Sasuke menggelengkan kepala, "Semakin cepat tiba, maka akan semakin baik. Kau bisa mengamati situasi medan perang, mengenal orang-orang yang akan menjadi sekutumu dengan lebih baik, serta menyiapkan strategi untuk keselamatan dirimu, dobe."

"Bagaimana jika kita berdua malah sakit karena kelelahan?"
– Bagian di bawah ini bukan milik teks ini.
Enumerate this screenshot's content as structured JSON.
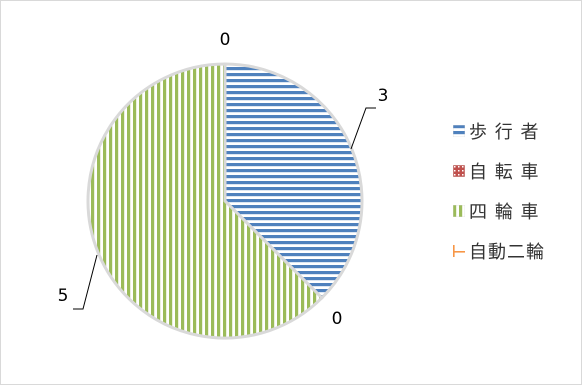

Sasuke menggelengkan kepala. Ia jarang sakit beberapa tahun terakhir, dan setelah ia rutin meminum ramuan herbal yang diketahuinya dari tabib kenalannya untuk menjaga stamina tubuhnya, kondisi kesehatannya juga ikut meningkat. Rasa lelah yang dirasakannya kali ini bukan apa-apa dibandingkan rasa lelah yang pernah ia rasakan ketika mendapati peatihan yang tidak manusiawi dari Itachi.

"Minum ini," ujar Sasuke seraya memberikan botol berisi ramuan herbal pada Naruto.
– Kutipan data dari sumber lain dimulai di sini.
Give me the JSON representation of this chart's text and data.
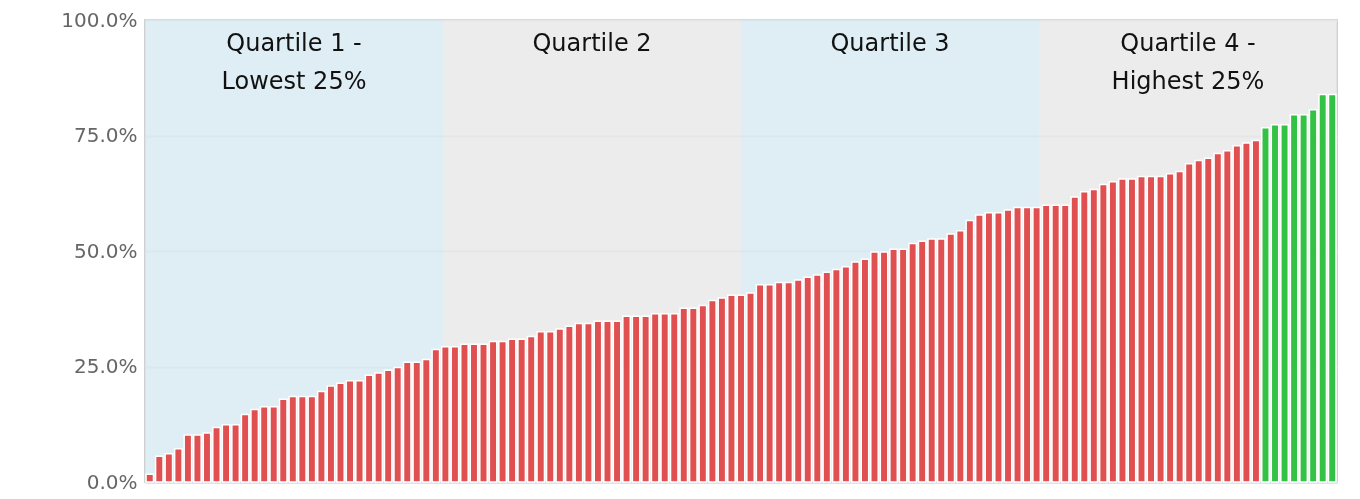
{
  "chart_data": {
    "type": "bar",
    "categories": [
      null,
      null,
      null,
      null,
      null,
      null,
      null,
      null,
      null,
      null,
      null,
      null,
      null,
      null,
      null,
      null,
      null,
      null,
      null,
      null,
      null,
      null,
      null,
      null,
      null,
      null,
      null,
      null,
      null,
      null,
      null,
      null,
      null,
      null,
      null,
      null,
      null,
      null,
      null,
      null,
      null,
      null,
      null,
      null,
      null,
      null,
      null,
      null,
      null,
      null,
      null,
      null,
      null,
      null,
      null,
      null,
      null,
      null,
      null,
      null,
      null,
      null,
      null,
      null,
      null,
      null,
      null,
      null,
      null,
      null,
      null,
      null,
      null,
      null,
      null,
      null,
      null,
      null,
      null,
      null,
      null,
      null,
      null,
      null,
      null,
      null,
      null,
      null,
      null,
      null,
      null,
      null,
      null,
      null,
      null,
      null,
      null,
      null,
      null,
      null,
      null,
      null,
      null,
      null,
      null,
      null,
      null,
      null,
      null,
      null,
      null,
      null,
      null,
      null,
      null,
      null,
      null,
      null,
      null,
      null,
      null,
      null,
      null,
      null,
      null
    ],
    "values": [
      1.7,
      5.6,
      6.1,
      7.2,
      10.2,
      10.2,
      10.6,
      11.8,
      12.4,
      12.4,
      14.6,
      15.7,
      16.3,
      16.3,
      17.9,
      18.5,
      18.5,
      18.5,
      19.6,
      20.8,
      21.4,
      21.9,
      21.9,
      23.1,
      23.6,
      24.2,
      24.8,
      25.9,
      25.9,
      26.5,
      28.7,
      29.3,
      29.3,
      29.8,
      29.8,
      29.8,
      30.4,
      30.4,
      30.9,
      30.9,
      31.5,
      32.5,
      32.5,
      33.1,
      33.7,
      34.3,
      34.3,
      34.8,
      34.8,
      34.8,
      35.9,
      35.9,
      35.9,
      36.4,
      36.4,
      36.4,
      37.6,
      37.6,
      38.2,
      39.3,
      39.8,
      40.4,
      40.4,
      40.9,
      42.7,
      42.7,
      43.2,
      43.2,
      43.7,
      44.3,
      44.8,
      45.4,
      46.0,
      46.6,
      47.6,
      48.2,
      49.8,
      49.8,
      50.4,
      50.4,
      51.6,
      52.1,
      52.6,
      52.6,
      53.7,
      54.4,
      56.6,
      57.8,
      58.3,
      58.3,
      58.9,
      59.4,
      59.4,
      59.4,
      59.9,
      59.9,
      59.9,
      61.7,
      62.8,
      63.3,
      64.4,
      65.0,
      65.6,
      65.6,
      66.1,
      66.1,
      66.1,
      66.7,
      67.2,
      68.9,
      69.6,
      70.1,
      71.1,
      71.7,
      72.8,
      73.4,
      73.9,
      76.7,
      77.3,
      77.3,
      79.5,
      79.5,
      80.6,
      83.9,
      83.9
    ],
    "colors": [
      "#e05050",
      "#e05050",
      "#e05050",
      "#e05050",
      "#e05050",
      "#e05050",
      "#e05050",
      "#e05050",
      "#e05050",
      "#e05050",
      "#e05050",
      "#e05050",
      "#e05050",
      "#e05050",
      "#e05050",
      "#e05050",
      "#e05050",
      "#e05050",
      "#e05050",
      "#e05050",
      "#e05050",
      "#e05050",
      "#e05050",
      "#e05050",
      "#e05050",
      "#e05050",
      "#e05050",
      "#e05050",
      "#e05050",
      "#e05050",
      "#e05050",
      "#e05050",
      "#e05050",
      "#e05050",
      "#e05050",
      "#e05050",
      "#e05050",
      "#e05050",
      "#e05050",
      "#e05050",
      "#e05050",
      "#e05050",
      "#e05050",
      "#e05050",
      "#e05050",
      "#e05050",
      "#e05050",
      "#e05050",
      "#e05050",
      "#e05050",
      "#e05050",
      "#e05050",
      "#e05050",
      "#e05050",
      "#e05050",
      "#e05050",
      "#e05050",
      "#e05050",
      "#e05050",
      "#e05050",
      "#e05050",
      "#e05050",
      "#e05050",
      "#e05050",
      "#e05050",
      "#e05050",
      "#e05050",
      "#e05050",
      "#e05050",
      "#e05050",
      "#e05050",
      "#e05050",
      "#e05050",
      "#e05050",
      "#e05050",
      "#e05050",
      "#e05050",
      "#e05050",
      "#e05050",
      "#e05050",
      "#e05050",
      "#e05050",
      "#e05050",
      "#e05050",
      "#e05050",
      "#e05050",
      "#e05050",
      "#e05050",
      "#e05050",
      "#e05050",
      "#e05050",
      "#e05050",
      "#e05050",
      "#e05050",
      "#e05050",
      "#e05050",
      "#e05050",
      "#e05050",
      "#e05050",
      "#e05050",
      "#e05050",
      "#e05050",
      "#e05050",
      "#e05050",
      "#e05050",
      "#e05050",
      "#e05050",
      "#e05050",
      "#e05050",
      "#e05050",
      "#e05050",
      "#e05050",
      "#e05050",
      "#e05050",
      "#e05050",
      "#e05050",
      "#e05050",
      "#33c244",
      "#33c244",
      "#33c244",
      "#33c244",
      "#33c244",
      "#33c244",
      "#33c244",
      "#33c244"
    ],
    "ylim": [
      0,
      100
    ],
    "yticks": [
      {
        "value": 0,
        "label": "0.0%"
      },
      {
        "value": 25,
        "label": "25.0%"
      },
      {
        "value": 50,
        "label": "50.0%"
      },
      {
        "value": 75,
        "label": "75.0%"
      },
      {
        "value": 100,
        "label": "100.0%"
      }
    ],
    "tick_labels": "y",
    "grid": "y",
    "annotations": [
      "Quartile 1 -\nLowest 25%",
      "Quartile 2",
      "Quartile 3",
      "Quartile 4 -\nHighest 25%"
    ]
  }
}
Naruto mengambil botol itu dan membukanya. Ia meringis ketika mencium aroma obat yang kuat, "Ini apa?"

"Ramuan untuk menjaga stamina. Minumlah sedikit."

Naruto memutuskan untuk meminum beberapa teguk dan cepat-cepat menelannya sebelum meringis. Ramuan itu benar-benar pahit, namun membuat sekujur tubuhnya menghangat dan setelahnya ia merasa lebih rileks. Rasa lelah yang ia rasakan perlahan menghilang dan ia tak lagi mengantuk seperti sebelumnya.

"Tak kusangka, ternyata ramuan ini bekerja dengan cepat. Namun rasanya benar-benar pahit. Aku tak mengerti bagaimana bisa kau meminum ramuan seperti ini?"

"Jangan pedulikan rasanya. Yang terpenting adalah efeknya."

Naruto mengeluarkan dua buah onigiri dari ranselnya sendiri, sementara Sasuke mengeluarkan dua buah telur yang direbus menggunakan teh dan rempah-rempah lainnya. Sasuke pertama kali mencoba telur rebus dengan teh dan rempah-rempah di kerajaan tetangga dan ia menyukai rasanya sehingga ia memutuskan untuk membuatnya sebagai bekal perjalanan.

"Itu apa?"

"Telur rebus teh. Cobalah."

Naruto mengernyitkan dahi. Namun ia segera memberikan salah satu onigiri dengan isian okaka yang merupakan favorit Sasuke.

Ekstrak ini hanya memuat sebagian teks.